Ce « non » caractéristique de l’âme française dans ce qu’elle a de lumineux a trouvé, grâce aux Lumières justement, une traduction politique, et même juridique : la laïcité ; et c’est elle qui donne son sous-titre à l’ouvrage, « Le vrai sens de la laïcité ». Je me retrouve très largement dans cette conception de la laïcité, une laïcité exigeante plus que tolérante (je sais, il ne faudrait pas accoler d’adjectif au mot laïcité, qui normalement se suffit à lui même, mais les débats autour de l’usage du mot montrent que ce n’est finalement pas aussi simple). Une laïcité qui rejoint les traditions iconoclastes, le refus de la sacralisation des idoles, portées par nombre de mouvements spirituels (comme également par les caricaturistes qui sont, d’une certaine façon, les iconoclastes d’aujourd’hui), et avant que les dogmatismes religieux ne les transforment en mouvements violents de destruction des représentations (y compris caricaturales) et de leurs auteurs (et que le capitaine Haddock n’en fasse par voie de conséquence une injure).
Je dois dire toutefois que je ne prise guère le terme de « spiritualité laïque » sur lequel il conclut son travail et que je n’utilise jamais pour qualifier la mienne : pour moi la laïcité n’est pas une source de spiritualité, mais une exigence, qui a d’abord une portée juridique, et que doivent donc respecter les spiritualités, toutes les spiritualités -et donc aussi les religions qui en sont souvent les incarnations historiques et institutionnelles-, pour respecter la liberté spirituelle à laquelle il appelle ; c’est pour moi le sens que l’on pourrait donner à l’expression de « spiritualité laïque » : toute spiritualité qui, quelles qu’en soient les sources et les manifestations, respecte les principes de laïcité. Mais je me retrouve bien en revanche dans l’idée qu’en laissant vide l’espace du sacré, la laïcité participe d’une forme d’exercice spirituel ouvrant à une spiritualité apophatique (ce qui serait peut-être une terminologie plus adaptée, n’était ce qualificatif guère connu du public), une spiritualité s’inspirant de la théologie négative et qui conduit à déconstruire tout discours sur le divin, toute représentation de Dieu, en considérant qu’il reste inatteignable par l’esprit humain, une spiritualité qui cherche à atteindre ce « nuage d’inconnaissance« , cet ordre de connaissance différent de celui du corps et de l’esprit, et qu’on ne peut probablement atteindre qu’à travers le langage de la poésie, de la musique, des formes et des couleurs, …. et du silence.
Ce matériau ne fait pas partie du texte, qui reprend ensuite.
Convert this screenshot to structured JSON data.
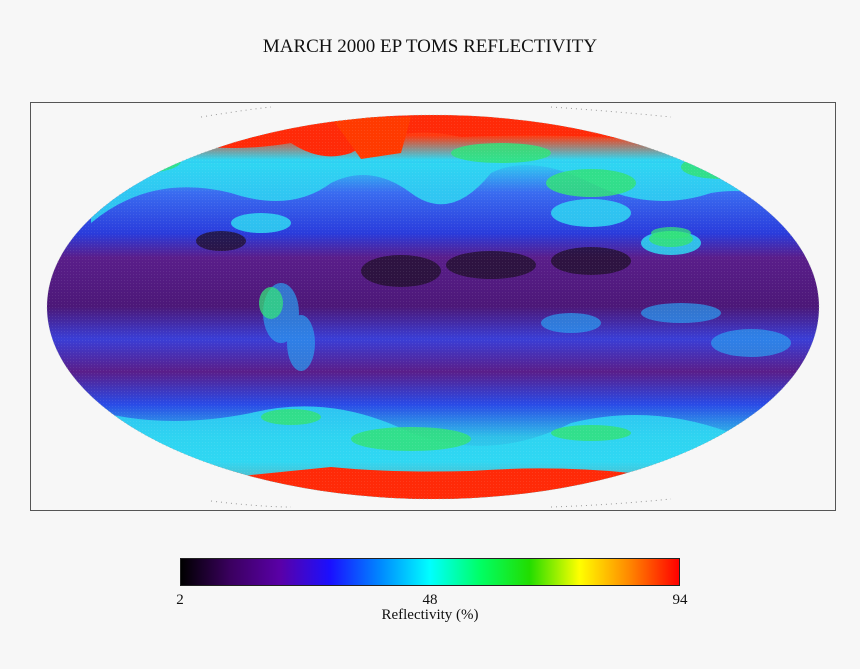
{
  "title": "MARCH 2000 EP TOMS REFLECTIVITY",
  "map": {
    "projection": "Robinson",
    "variable": "reflectivity"
  },
  "colorbar": {
    "min_label": "2",
    "mid_label": "48",
    "max_label": "94",
    "label": "Reflectivity (%)",
    "colors": [
      "#000000",
      "#3b0060",
      "#5a00a8",
      "#1a10ff",
      "#0088ff",
      "#00ffff",
      "#00ff66",
      "#22dd00",
      "#ffff00",
      "#ff8800",
      "#ff0000"
    ]
  },
  "palette": {
    "dark_tropics": "#20102a",
    "purple_low": "#5a1e8a",
    "blue_mid": "#2a3cdc",
    "cyan_clouds": "#2fd7f2",
    "green_high": "#33e27a",
    "red_ice": "#ff2a08",
    "orange_ice": "#ff6a10"
  }
}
Ce qui n’empêche pas d’essayer de trouver des mots pour dire cette quête, ce que nous aide à faire le livre d’Abdennour.
Paris, Croulebarbe, le 13 novembre 2021.
Post-scriptum : Il y a aussi dans ce livre de nombreux développements sur l’islam sur l’islamisme et ses variantes djihadistes que je partage largement mais n’évoque pas ici car cela ne me semble pas être son apport essentiel, et qu’il ne faudrait pas réduire Abdennour Bidar au statut de « philosophe musulman », comme on le fait trop souvent.